L’ex banchiere Cesare Geronzi, di recente tornato in auge come autore e opinionista, ha usato la metafora del vaso di Pandora per indicare «l’insieme delle informazioni» che potrebbe venire fuori dall’esame condotto da Greco su tutte le attività del gruppo. Geronzi sa di cosa parla: è stato presidente di Generali per un anno, e prima ancora di Mediobanca, che della compagnia triestina è il principale azionista. Per esempio, pochi giorni dopo il suo insediamento a Trieste, venne fatta passare tramite una triangolazione con fondi chiusi un’operazione immobiliare fin lì era stata osteggiata dal responsabile degli investimenti immobiliari del gruppo. Era una cortesia al socio Caltagirone, gran sostenitore di Geronzi, a cui o l’allora responsabile della finanza Raffaele Agrusti o lo stesso amministratore delegato dell’epoca Giovanni Perissinotto diedero l’assenso. Neanche due mesi dopo, a giugno 2010, Geronzi cura la regia di un’altra operazione immobiliare: le Generali concedono una put (opzione di vendita) alla Fondiaria Sai sulla quota nel progetto milanese Citylife. Grazie agli storici rapporti con Geronzi, il gruppo di Salvatore Ligresti, che allora manifestava già i primi segnali di tensione per il troppo debito accumulato. FonSai riceveva così il diritto di vendere a Trieste la sua quota a un prezzo pari agli investimenti fin lì effettuati più un premio (in totale, circa un centinaio di milioni), come è poi accaduto.

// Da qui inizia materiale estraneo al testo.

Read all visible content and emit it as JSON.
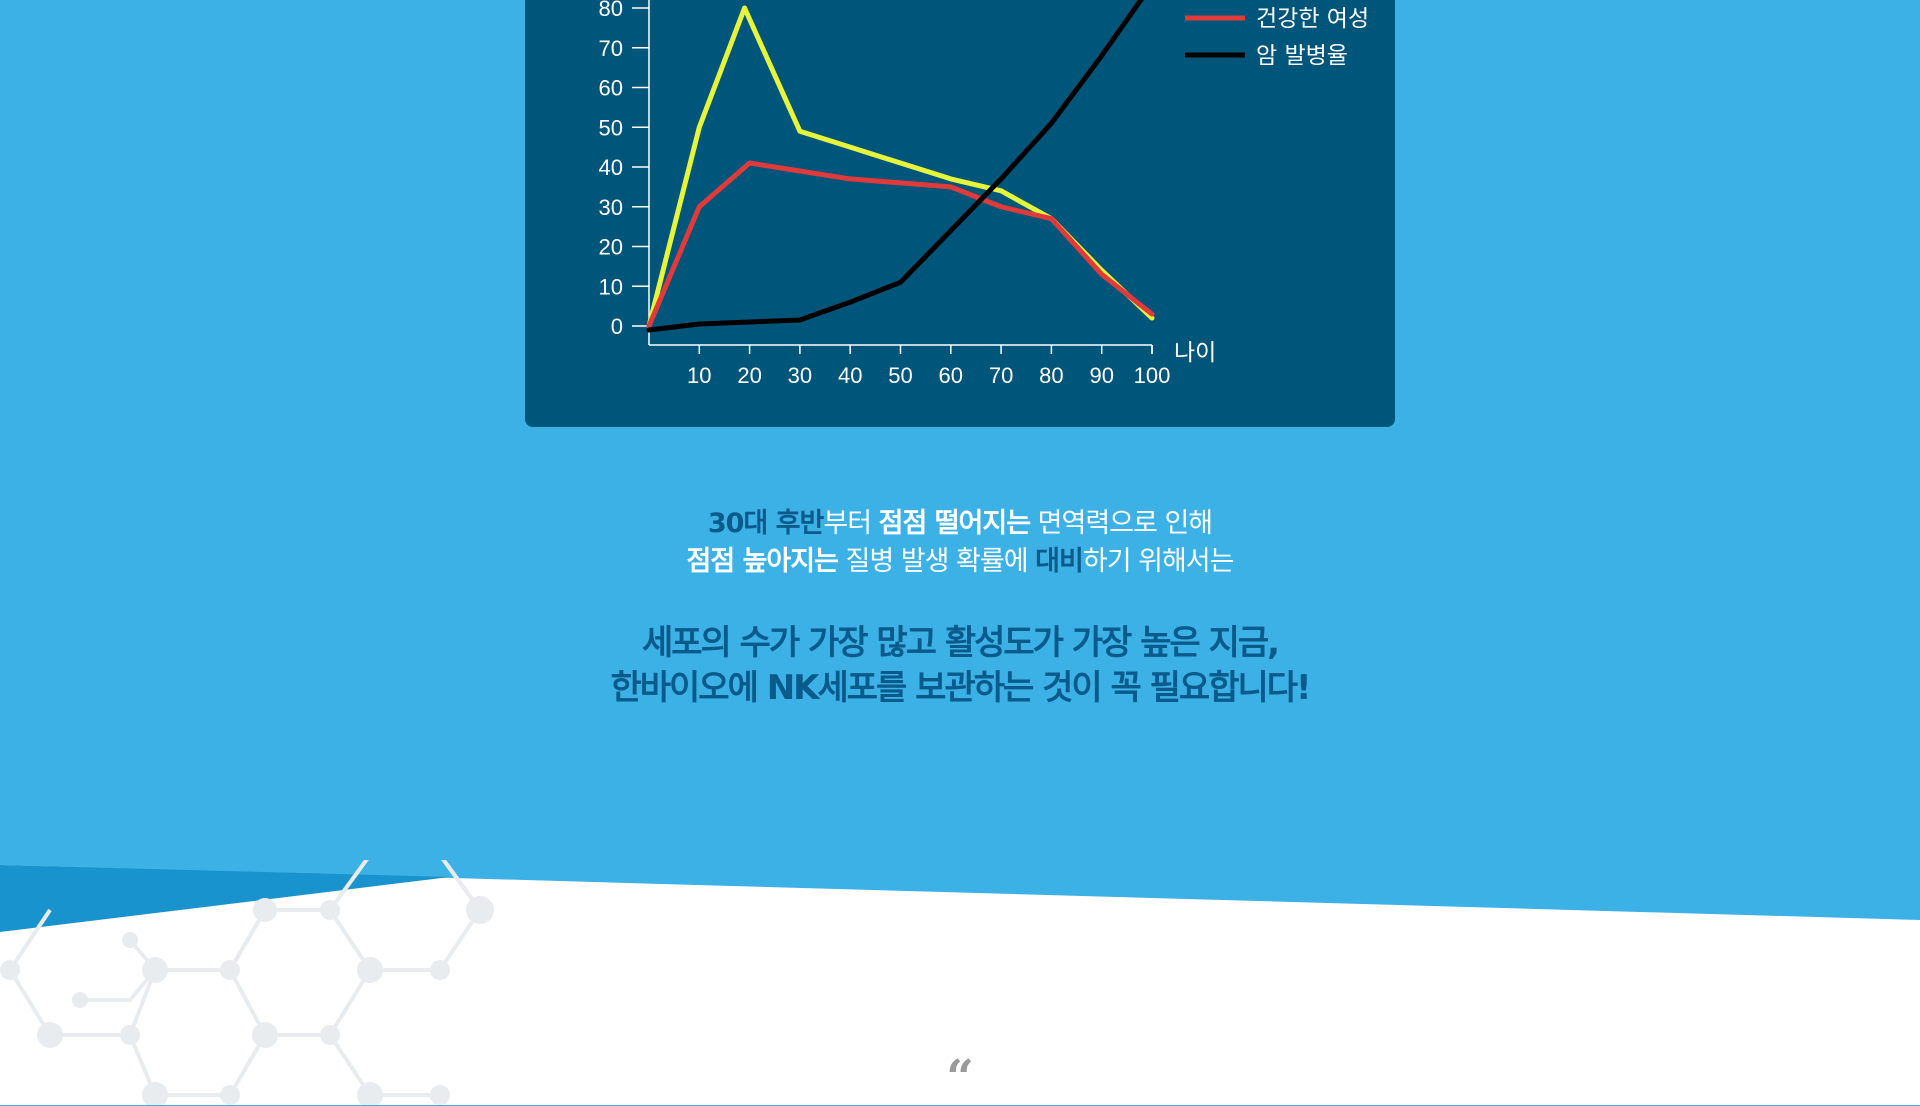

Nel vaso di Pandora triestino sono molte altre operazioni condotte più o meno note: la disastrosa operazione Telecom, organizzata da Mediobanca e da Intesa Sanpaolo (altro gruppo che ha esercitato molta influenza sul Leone), costata centinaia e centinaia di milioni, l’operazione Ppf con il socio ceco Petr Kellner, quella con la banca russa Vtb, l’acquisizione strapagata della Toro Assicurazioni dal gruppo De Agostini, oggi azionista, il concorso nella gestione fallimentare della Rcs, e anche i finanziamenti ai soci veneti Palladio-Amenduni-Finint. C’è ancora qualcosa da aggiungere alla lista?
Probabilmente sì, e lo si scoprirà quando Greco avrà terminato la grande bonifica in casa Generali e presentato il conto delle svalutazioni. Andrà capito anche perché cda, comitati consiliari e sindaci, che pure dovevano essere informati, hanno lasciato correre: in questi anni, nei vari organismi sono passati i vari Galateri, Nagel, Del Vecchio, Pellicioli, Scaroni, Caltagirone, Geronzi e il defunto Berheim, oltre ai due ex a.d. Perissinotto e Balbinot, e all’avvocato Alessandro Perdersoli, che già nel 2008 come oggi era presidente del comitato per il controllo interno. Ma è importante che il manager porti avanti la sua operazione e che il vaso di Pandora non venga chiuso prima che ne esca anche la speranza che una grande compagnia come il Leone triestino possa essere gestita in modo sano. E non continui a essere quella “mucca dalle cento mammelle”, altra espressione geronziana, a cui hanno attinto i tanti che oggi giocano a fare le anime candide. Perciò, una volta conclusa la careful review sarebbe oppurtuno che Greco e il cda fornissero una dettagliata relazione all’assemblea degli azionisti su tutti gli affari conclusi con i grandi soci della compagnia.